Was brachte Einigung mit den übrigen Euro-Ländern für Griechenland?
 Positiv:
- Es gibt keine neuen Spar- und Reformvorgaben. Die direkte, detaillierte Kontrolle der griechischen Haushaltspolitik durch die Troika wird beendet.
-  Mit Hilfe eines 15 Milliarden-Darlehens und sechs Milliarden nicht in Anspruch genommenen EU-Krediten wird eine Reserve geschaffen, die für alle Zahlungen bis 2020 ausreichen würde.
- Griechenland bekommt von den EU-Ländern bis 2022 in acht Raten 4,8 Milliarden Euro Zinsen zurück, allerdings nur unter bestimmten Bedingungen (Anm. 4).
- Griechenland kann nach eigenen Vorstellungen Kredite auf dem Kapitalmarkt aufnehmen, allerdings für erhöhte Zinsen.
-   Bis 2033 müssen für Kredite in Höhe von 100 Milliarden Euro weder Zinsen noch Tilgungsraten gezahlt werden, für Altschulden insgesamt wird der Tilgungszeitraum um zehn Jahre verlängert - eine echte Lockerung, aber...
Negativ:
… es gibt keinen Schuldenschnitt.
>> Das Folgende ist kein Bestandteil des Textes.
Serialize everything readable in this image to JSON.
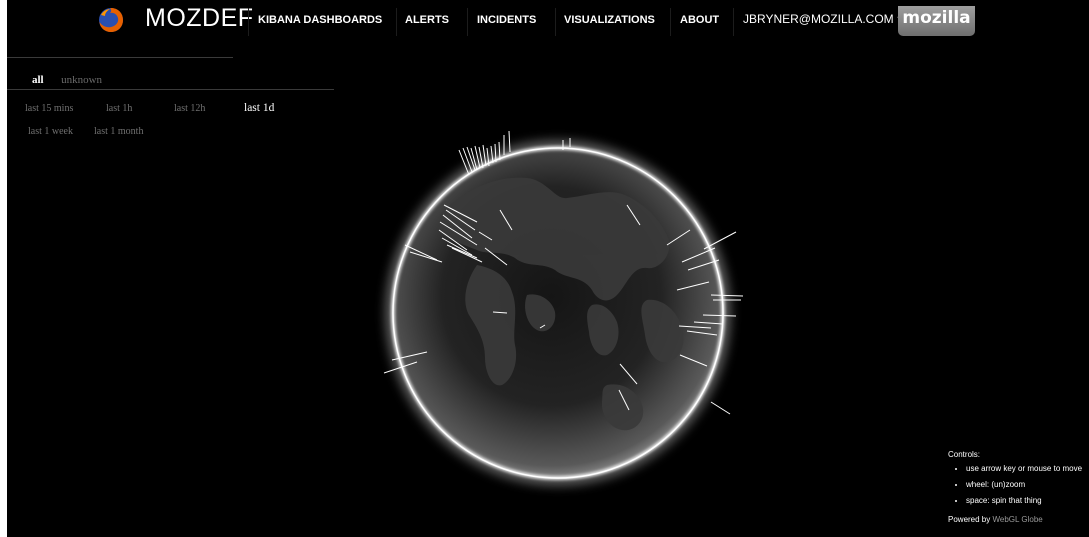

Seit 2010 sind die Staatsschulden von 301 auf 326 Milliarden Euro angewachsen, auf 180 Prozent des Bruttoinlandsprodukts. Das Land soll alle zurückzahlen.
- Damit das rechnerisch möglich ist, erhält Athen die Auflage, bis 2022 jährlich einen Haushaltsüberschuss von 3,5 Prozent und danach bis 2060 ein durchschnittliches Plus von 2,2 Prozent zu erwirtschaften. Das ist nur Ölförderländern gelungen.
- Die griechische Regierung hatte als Vorgriff auf die Zinsrückzahlung den griechischen Inseln einen Aufschub bei der Mehrwertsteuererhöhung gewährt, in Absprache mit der Brüsseler Kommission und dem französischen EU-Finanzkommissar. Aber nicht mit Berlin (3). Finanzminister Scholz veranlasste daraufhin die Sperrung der 15 Mrd. Euro, bis sich Athen verpflichtete, die Steuersumme an anderer Stelle wieder einzusparen (4).
-  Die Botschaft: Die Spielregeln bestimmen wir hier in Berlin. Wir werden auch in Zukunft keine Abweichung vom vereinbarten Programm oder eigenmächtige soziale „Wohltaten“ tolerieren.
- Das Druckmittel: Die acht Halbjahresraten der 4,8 Milliarden Euro griechischer Zinsen fließen nur dann nach Athen zurück,
- wenn alle Auflagen sowie die zugesagten Reformen realisiert werden und
- wenn die Begutachtung positiv ausfällt, ob die Bedingungen für die Auszahlung erfüllt sind.
Es wird vier Inspektionen der EU-Institutionen im Jahr geben. Griechenland unterliegt also weiterhin  einer „verschärften Aufsicht“.
- Die Investoren am Kapitalmarkt werden negative Aussagen der Gutachten mit entsprechenden Zinserhöhungen für Kredite begleiten- ein weiteres Druckmittel.